The programmes that succeed tend to share a consistent set of characteristics: centralised data models, clear ownership, cross-functional coordination, and a willingness to treat AI as part of the operating model rather than an experimental feature.
The broader lesson is straightforward. Building a working assistant is relatively easy. Embedding it into the fabric of a retail organisation – and making it a compelling proposition for customers – is significantly harder.
Conclusion – ROI beyond conversion
Conversion uplift may dominate the headlines, but it captures only part of the value equation.
For retailers such as Kingfisher, the impact of AI assistants extends across the customer journey. Increased engagement, improved product discovery, and more guided interactions all contribute to performance at scale. As Kingfisher’s chief AI officer Mohsen Ghasempour notes, “AI is the tool, not the mission – the key consideration is ensuring any service delivers real, tangible improvements to the customer experience and makes their lives easier.”

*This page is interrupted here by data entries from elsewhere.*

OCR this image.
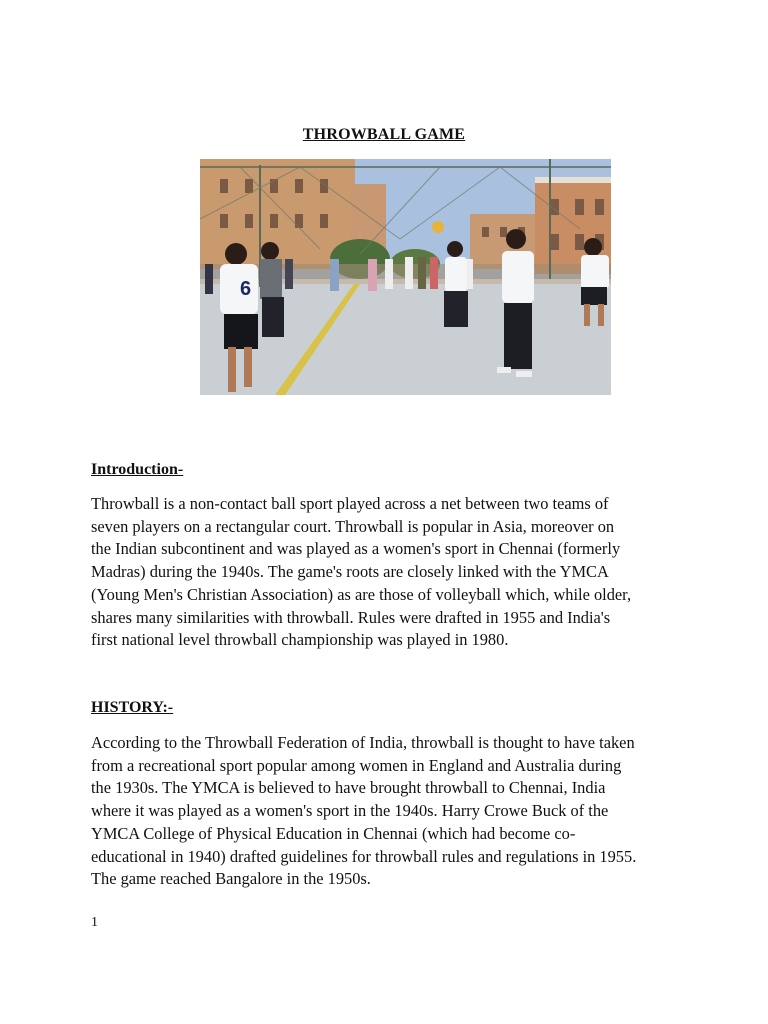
THROWBALL GAME
6
Introduction-
Throwball is a non-contact ball sport played across a net between two teams of
seven players on a rectangular court. Throwball is popular in Asia, moreover on
the Indian subcontinent and was played as a women's sport in Chennai (formerly
Madras) during the 1940s. The game's roots are closely linked with the YMCA
(Young Men's Christian Association) as are those of volleyball which, while older,
shares many similarities with throwball. Rules were drafted in 1955 and India's
first national level throwball championship was played in 1980.
HISTORY:-
According to the Throwball Federation of India, throwball is thought to have taken
from a recreational sport popular among women in England and Australia during
the 1930s. The YMCA is believed to have brought throwball to Chennai, India
where it was played as a women's sport in the 1940s. Harry Crowe Buck of the
YMCA College of Physical Education in Chennai (which had become co-
educational in 1940) drafted guidelines for throwball rules and regulations in 1955.
The game reached Bangalore in the 1950s.
1
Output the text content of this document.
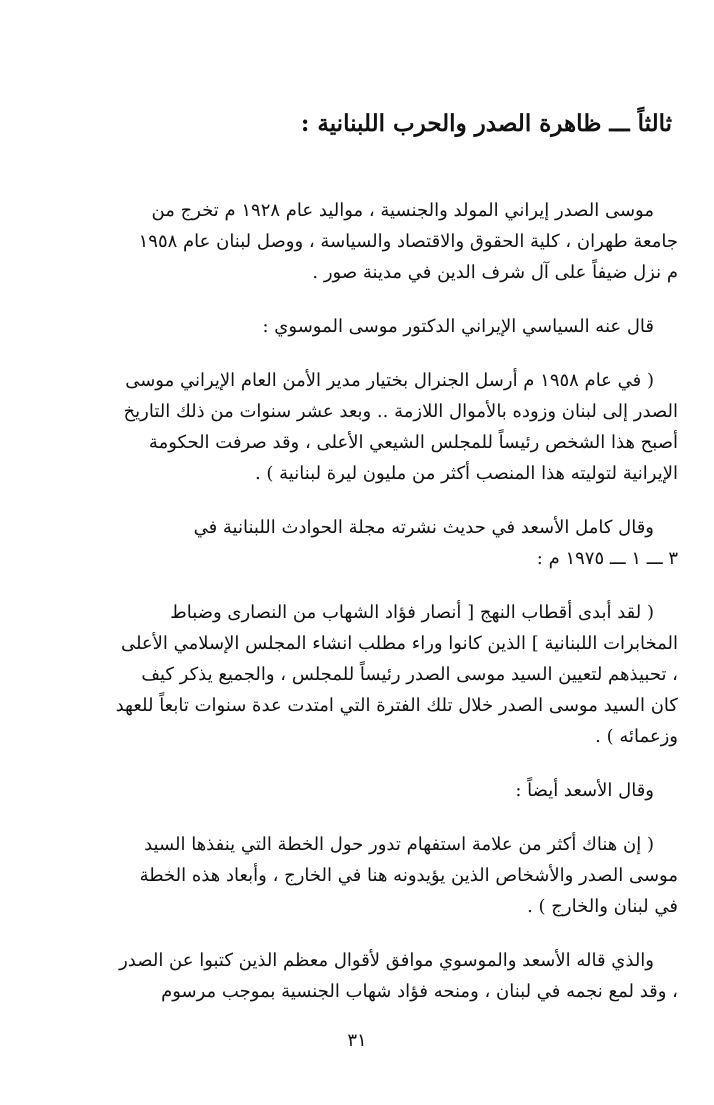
ثالثاً ـــ ظاهرة الصدر والحرب اللبنانية :
موسى الصدر إيراني المولد والجنسية ، مواليد عام ١٩٢٨ م تخرج من
جامعة طهران ، كلية الحقوق والاقتصاد والسياسة ، ووصل لبنان عام ١٩٥٨
م نزل ضيفاً على آل شرف الدين في مدينة صور .
قال عنه السياسي الإيراني الدكتور موسى الموسوي :
( في عام ١٩٥٨ م أرسل الجنرال بختيار مدير الأمن العام الإيراني موسى
الصدر إلى لبنان وزوده بالأموال اللازمة .. وبعد عشر سنوات من ذلك التاريخ
أصبح هذا الشخص رئيساً للمجلس الشيعي الأعلى ، وقد صرفت الحكومة
الإيرانية لتوليته هذا المنصب أكثر من مليون ليرة لبنانية ) .
وقال كامل الأسعد في حديث نشرته مجلة الحوادث اللبنانية في
٣ ـــ ١ ـــ ١٩٧٥ م :
( لقد أبدى أقطاب النهج [ أنصار فؤاد الشهاب من النصارى وضباط
المخابرات اللبنانية ] الذين كانوا وراء مطلب انشاء المجلس الإسلامي الأعلى
، تحبيذهم لتعيين السيد موسى الصدر رئيساً للمجلس ، والجميع يذكر كيف
كان السيد موسى الصدر خلال تلك الفترة التي امتدت عدة سنوات تابعاً للعهد
وزعمائه ) .
وقال الأسعد أيضاً :
( إن هناك أكثر من علامة استفهام تدور حول الخطة التي ينفذها السيد
موسى الصدر والأشخاص الذين يؤيدونه هنا في الخارج ، وأبعاد هذه الخطة
في لبنان والخارج ) .
والذي قاله الأسعد والموسوي موافق لأقوال معظم الذين كتبوا عن الصدر
، وقد لمع نجمه في لبنان ، ومنحه فؤاد شهاب الجنسية بموجب مرسوم
٣١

In some cases, the benefit lies as much in shaping behaviour over time as in driving immediate transactions. James Heimers argues that focusing solely on conversion risks understating the opportunity. “In many cases the real value will come from increased frequency, loyalty and share of wallet,” he says, particularly in categories where AI supports ongoing engagement rather than one-off purchases.
There are also operational gains that sit outside headline metrics. More effective product discovery can reduce reliance on customer support, while better alignment between intent and outcome can improve satisfaction and reduce returns. These effects are harder to quantify, but materially relevant over time.
Against this sits a more complex cost base. Integration, data normalisation, ongoing optimisation, and governance all require sustained investment. Nick Dutton points out that many of these costs are underestimated, particularly those associated with maintaining and improving the system once it is live. “Hidden costs may tend to lie more within the ongoing operating model,” he says.
Piyush Patel at Algolia reinforces this point, noting that the majority of effort typically sits in data and integration work rather than the AI model itself. Treating the assistant as a front-end layer risks missing the deeper operational commitment required to support it.
The result is a more nuanced ROI equation. Conversion uplift provides an immediate signal, but long-term value depends on how effectively AI is embedded into the broader retail operating model. Retailers that treat it as infrastructure, aligned to measurable commercial outcomes, are more likely to sustain returns. Those that focus narrowly on early uplift risk discovering that the hardest work begins after the pilot ends.